Il Neoclassicismo
Tra la fine del Settecento e i primi anni dell’Ottocento nasce un movimento caratterizzato da un ideale “ritorno” al mondo della classicità greco-romana, il Neoclassicismo. Questo movimento nasce dalla reazione allo stile eccessivo del barocco e del rococò, individuando nell’imitazione delle opere classiche una misura di ordine e perfezione. Il Neoclassicismo, inoltre, si sviluppa negli stessi anni del primo Romanticismo, durante l’età napoleonica, dopo il fallimento della Rivoluzione francese e degli ideali illuministici. Importanti per la diffusione del Neoclassicismo sono le scoperte archeologiche di quegli anni, come quella di Pompei ed Ercolano (tra il 1738 e il 1748). In Italia sono Milano e Roma i centri culturali del Neoclassicismo, in cui operano artisti e letterati. A Roma i pontefici di fine Settecento, come Benedetto XIV e Clemente XIV, favoriscono campagne di scavo nella città e nelle altre zone del regno pontificio. E proprio a Roma opera lo storico dell’arte tedesco, Johann Joachim Winckelmann (1717-1768), teorizzatore dei principi ideali dell’arte neoclassica e studioso dell’arte greca e romana. Per Winckelmann in un’opera d’arte sono necessari “nobile semplicità” e “quieta grandezza”, come afferma nel suo saggio più importante, Gesichte der Kunst des Altertums (Storia dell’arte dell’antichità, 1764).

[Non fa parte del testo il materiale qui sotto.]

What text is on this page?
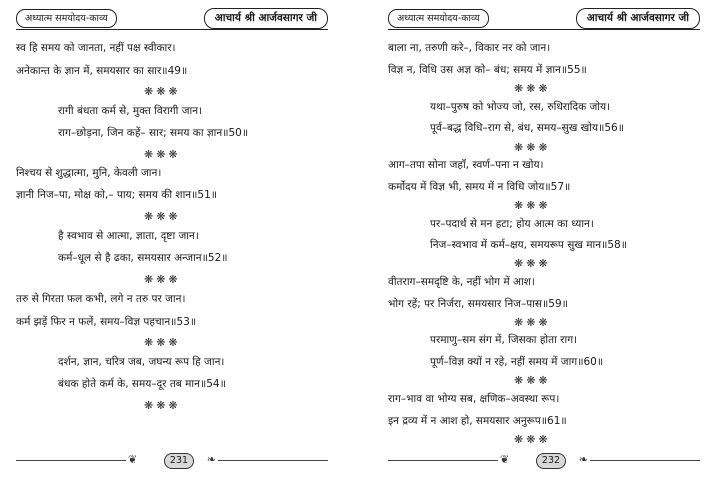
अध्यात्म समयोदय-काव्य	आचार्य श्री आर्जवसागर जी
स्व हि समय को जानता, नहीं पक्ष स्वीकार।
अनेकान्त के ज्ञान में, समयसार का सार॥49॥
❋❋❋
रागी बंधता कर्म से, मुक्त विरागी जान।
राग–छोड़ना, जिन कहें– सार; समय का ज्ञान॥50॥
❋❋❋
निश्चय से शुद्धात्मा, मुनि, केवली जान।
ज्ञानी निज–पा, मोक्ष को,– पाय; समय की शान॥51॥
❋❋❋
है स्वभाव से आत्मा, ज्ञाता, दृष्टा जान।
कर्म–धूल से है ढका, समयसार अन्जान॥52॥
❋❋❋
तरु से गिरता फल कभी, लगे न तरु पर जान।
कर्म झड़ें फिर न फलें, समय–विज्ञ पहचान॥53॥
❋❋❋
दर्शन, ज्ञान, चरित्र जब, जघन्य रूप हि जान।
बंधक होते कर्म के, समय–दूर तब मान॥54॥
❋❋❋
❦	231	❧
अध्यात्म समयोदय-काव्य	आचार्य श्री आर्जवसागर जी
बाला ना, तरुणी करे–, विकार नर को जान।
विज्ञ न, विधि उस अज्ञ को– बंध; समय में ज्ञान॥55॥
❋❋❋
यथा–पुरुष को भोज्य जो, रस, रुधिरादिक जोय।
पूर्व–बद्ध विधि–राग से, बंध, समय–सुख खोय॥56॥
❋❋❋
आग–तपा सोना जहाँ, स्वर्ण–पना न खोय।
कर्मोदय में विज्ञ भी, समय में न विधि जोय॥57॥
❋❋❋
पर–पदार्थ से मन हटा; होय आत्म का ध्यान।
निज–स्वभाव में कर्म–क्षय, समयरूप सुख मान॥58॥
❋❋❋
वीतराग–समदृष्टि के, नहीं भोग में आश।
भोग रहें; पर निर्जरा, समयसार निज–पास॥59॥
❋❋❋
परमाणु–सम संग में, जिसका होता राग।
पूर्ण–विज्ञ क्यों न रहे, नहीं समय में जाग॥60॥
❋❋❋
राग–भाव वा भोग्य सब, क्षणिक–अवस्था रूप।
इन द्रव्य में न आश हो, समयसार अनुरूप॥61॥
❋❋❋
❦	232	❧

In Italia il Neoclassicismo raggiunge il suo apice alla fine del Settecento in ambito artistico con le opere scultoree di Antonio Canova, mentre in ambito letterario i nomi più importanti sono quelli di Vincenzo Monti (1754-1828) e Ippolito Pindemonte (1753-1828), figure emblematiche del periodo, entrambi traduttori di un poema omerico, Monti l’Iliade, mentre Pindemonte l’Odissea. Pindemonte, nei suoi componimenti poetici, come Poesie campestri, si ispira in particolare a Orazio e Virgilio (le Bucoliche in particolare), accogliendo la poetica del “giusto mezzo” del primo e i toni bucolici del secondo, mentre I cimiteri del 1806 avvicinano il poeta alla produzione notturna e sepolcrale (e preromantica) europea. Vincenzo Monti, poeta ufficiale del regime napoleonico nel 1805, si presenta come un autore eclettico e raffinato, pronto ad accogliere influssi dai diversi movimenti dell’epoca: al Neoclassicismo appartengono le odi Prosopepea di Pericle (1779) e Al signor di Montgolfier (1784), al Romanticismo i Pensieri d’amore del 1783; mentre le sue opere teatrali uniscono aspetti delle due poetiche, come l’Aristodemo del 1786. Opera incompiuta, ma significativa dell’autore è il poema in endecasillabi Prometeo (1797), in cui sono presenti suggestioni classiche unite a immagini del mondo contemporaneo. Con questo poema Monti inaugura la stagione poetica napoleonica, che raggiunge l’apice nel decennio 1804-1814, con il poema Il Bardo della Selva Nera, celebrazione della battaglia di Austerlitz. Continuatore e antagonista della poetica montiana è Ugo Foscolo (1778-1827) che nella sua opera coniuga con raffinata abilità istanze neoclassiche e romantiche.